Pilih Helm yang Aman untuk Anak Saat Dibonceng Motor, Keselamatan Utama!

Membonceng anak di atas sepeda motor sering kali dipandang sepele oleh banyak orang. Helm, dalam konteks ini, kadang-kadang hanya dianggap sebagai alat untuk menghindari tilang. Padahal, bagi anak yang menjadi penumpang, perlindungan kepala sangatlah vital ketika terjadi insiden yang tidak diinginkan.

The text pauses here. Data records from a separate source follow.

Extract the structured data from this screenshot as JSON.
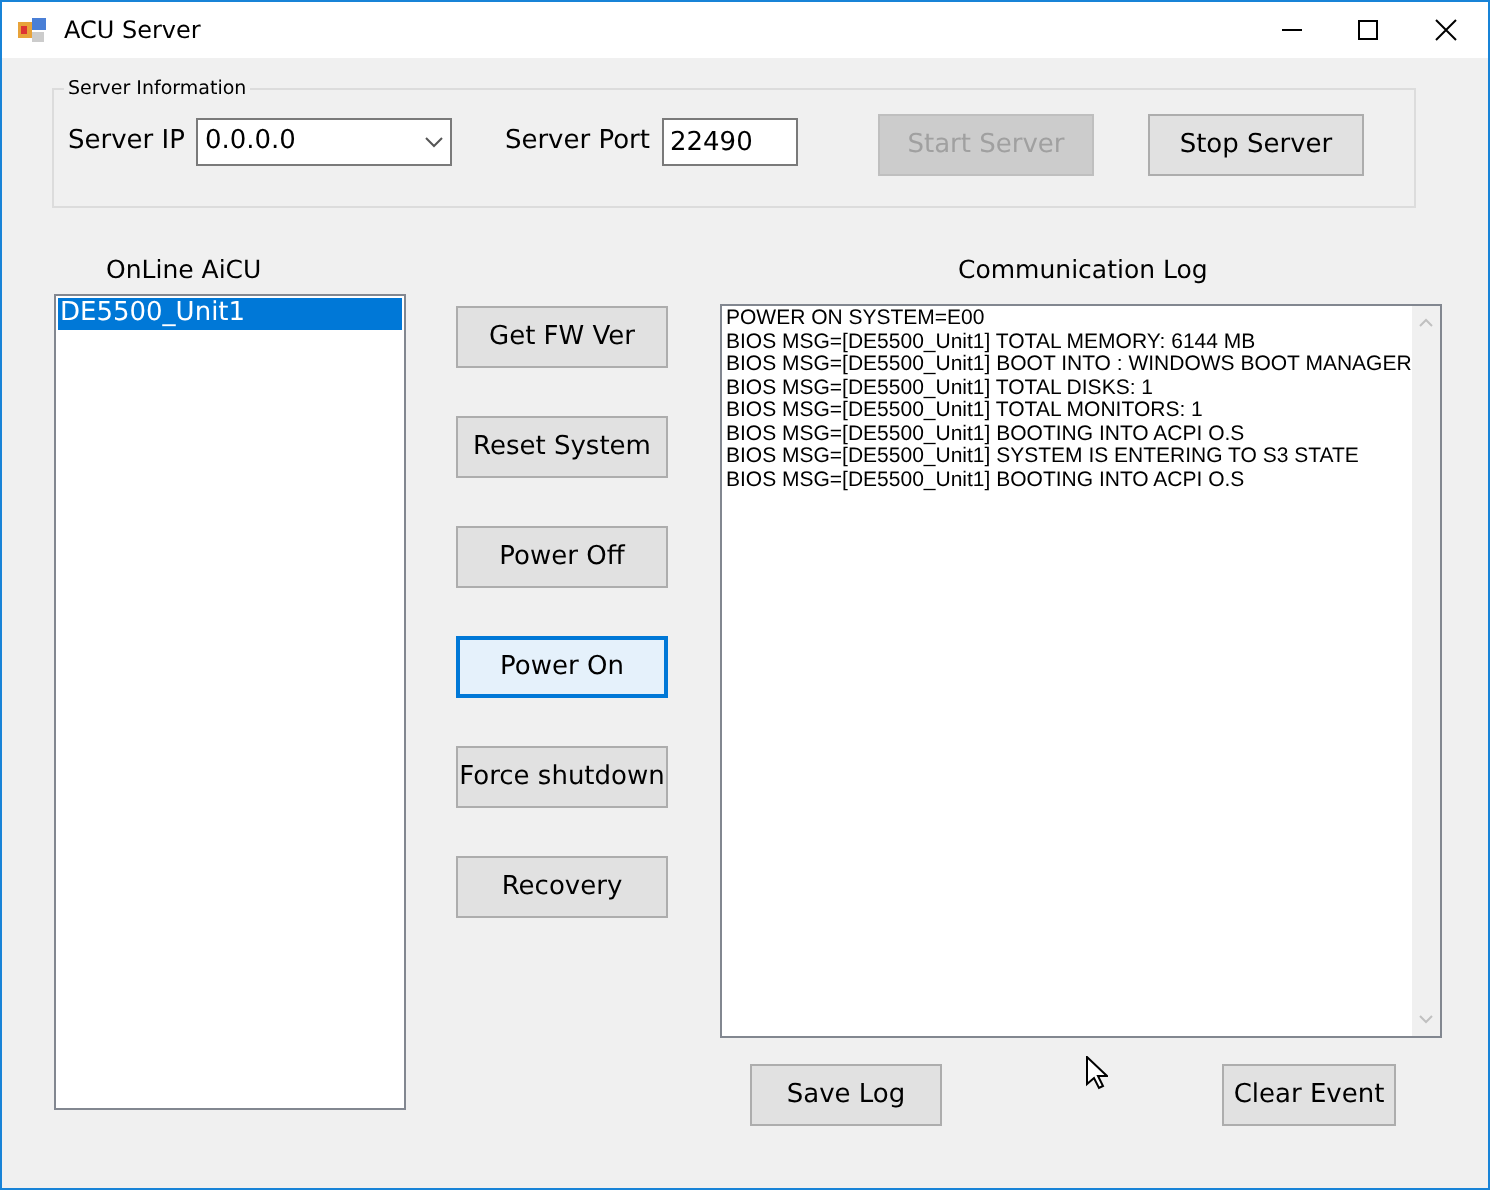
{
  "window": {
    "title": "ACU Server"
  },
  "server_information": {
    "title": "Server Information",
    "ip_label": "Server IP",
    "ip_value": "0.0.0.0",
    "port_label": "Server Port",
    "port_value": "22490",
    "buttons": [
      {
        "label": "Start Server",
        "disabled": true
      },
      {
        "label": "Stop Server",
        "disabled": false
      }
    ]
  },
  "online_aicu": {
    "title": "OnLine AiCU",
    "items": [
      {
        "label": "DE5500_Unit1",
        "selected": true
      }
    ]
  },
  "actions": [
    {
      "label": "Get FW Ver",
      "focused": false
    },
    {
      "label": "Reset System",
      "focused": false
    },
    {
      "label": "Power Off",
      "focused": false
    },
    {
      "label": "Power On",
      "focused": true
    },
    {
      "label": "Force shutdown",
      "focused": false
    },
    {
      "label": "Recovery",
      "focused": false
    }
  ],
  "communication_log": {
    "title": "Communication Log",
    "lines": [
      "POWER ON SYSTEM=E00",
      "BIOS MSG=[DE5500_Unit1] TOTAL MEMORY: 6144 MB",
      "BIOS MSG=[DE5500_Unit1] BOOT INTO : WINDOWS BOOT MANAGER",
      "BIOS MSG=[DE5500_Unit1] TOTAL DISKS: 1",
      "BIOS MSG=[DE5500_Unit1] TOTAL MONITORS: 1",
      "BIOS MSG=[DE5500_Unit1] BOOTING INTO ACPI O.S",
      "BIOS MSG=[DE5500_Unit1] SYSTEM IS ENTERING TO S3 STATE",
      "BIOS MSG=[DE5500_Unit1] BOOTING INTO ACPI O.S"
    ]
  },
  "bottom_buttons": [
    "Save Log",
    "Clear Event"
  ]
}
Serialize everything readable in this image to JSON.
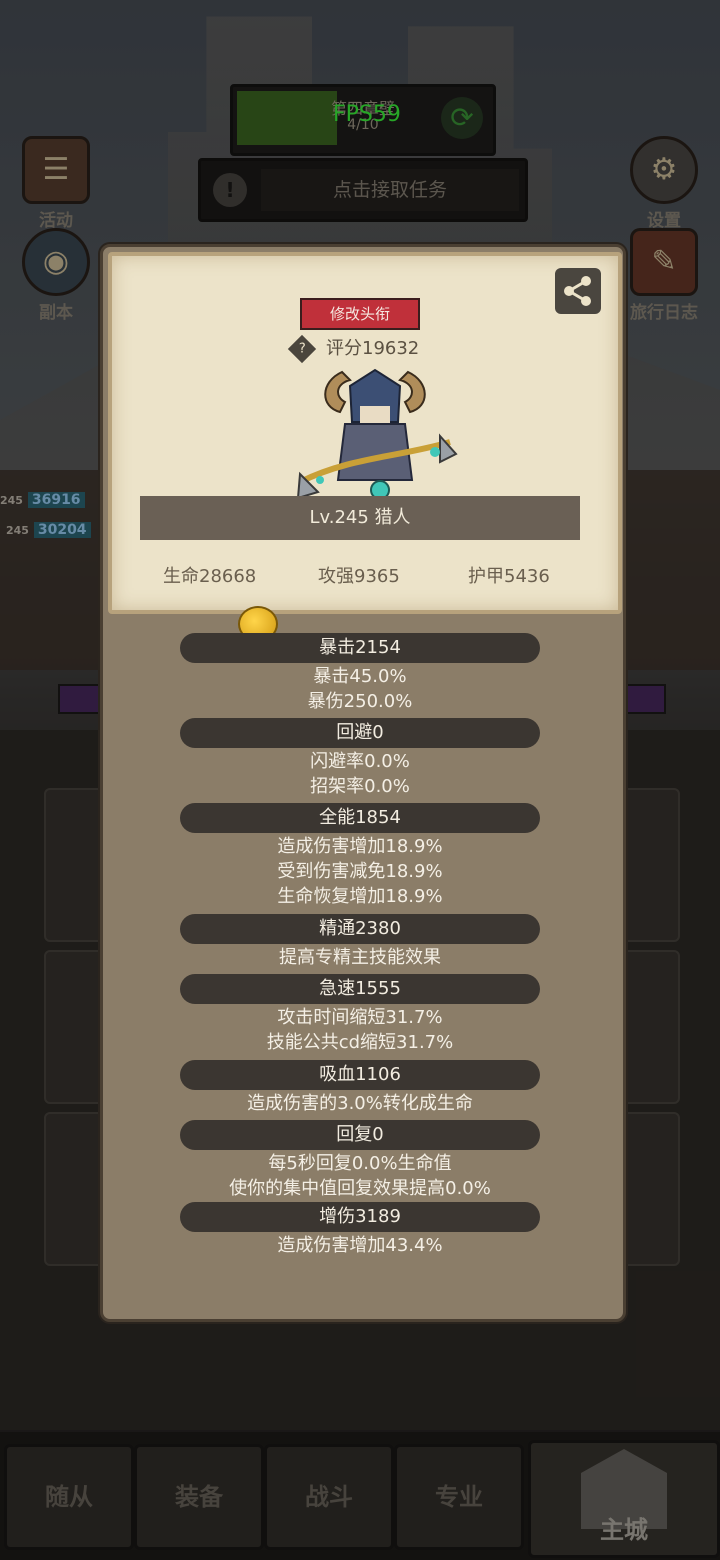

Masalah yang muncul bukan sekadar ada atau tidaknya helm. Helm yang berukuran terlalu besar, tali pengaman yang tidak dipasang dengan baik, serta kualitas helm yang meragukan dapat mengurangi efektivitas perlindungan yang seharusnya diberikan.
Contoh perbedaan dalam kualitas helm terlihat dalam sesi edukasi keselamatan berkendara yang diadakan di SDN Kutanegara II, Karawang, Jawa Barat, pada hari Kamis.
Dalam kegiatan tersebut, para siswa diperlihatkan uji benturan yang membandingkan dua jenis helm. Salah satu helm berstandar SNI yang asli, sementara yang lainnya hanya menggunakan label SNI secara tidak sah.
Hasil dari pengujian tersebut menunjukkan perbedaan yang mencolok. Ketika mengalami benturan, helm yang tidak berstandar mengalami kerusakan parah hingga terbelah, dengan bagian visornya yang pecah. Sebaliknya, helm berstandar SNI hanya mengalami goresan, sementara visornya tetap utuh.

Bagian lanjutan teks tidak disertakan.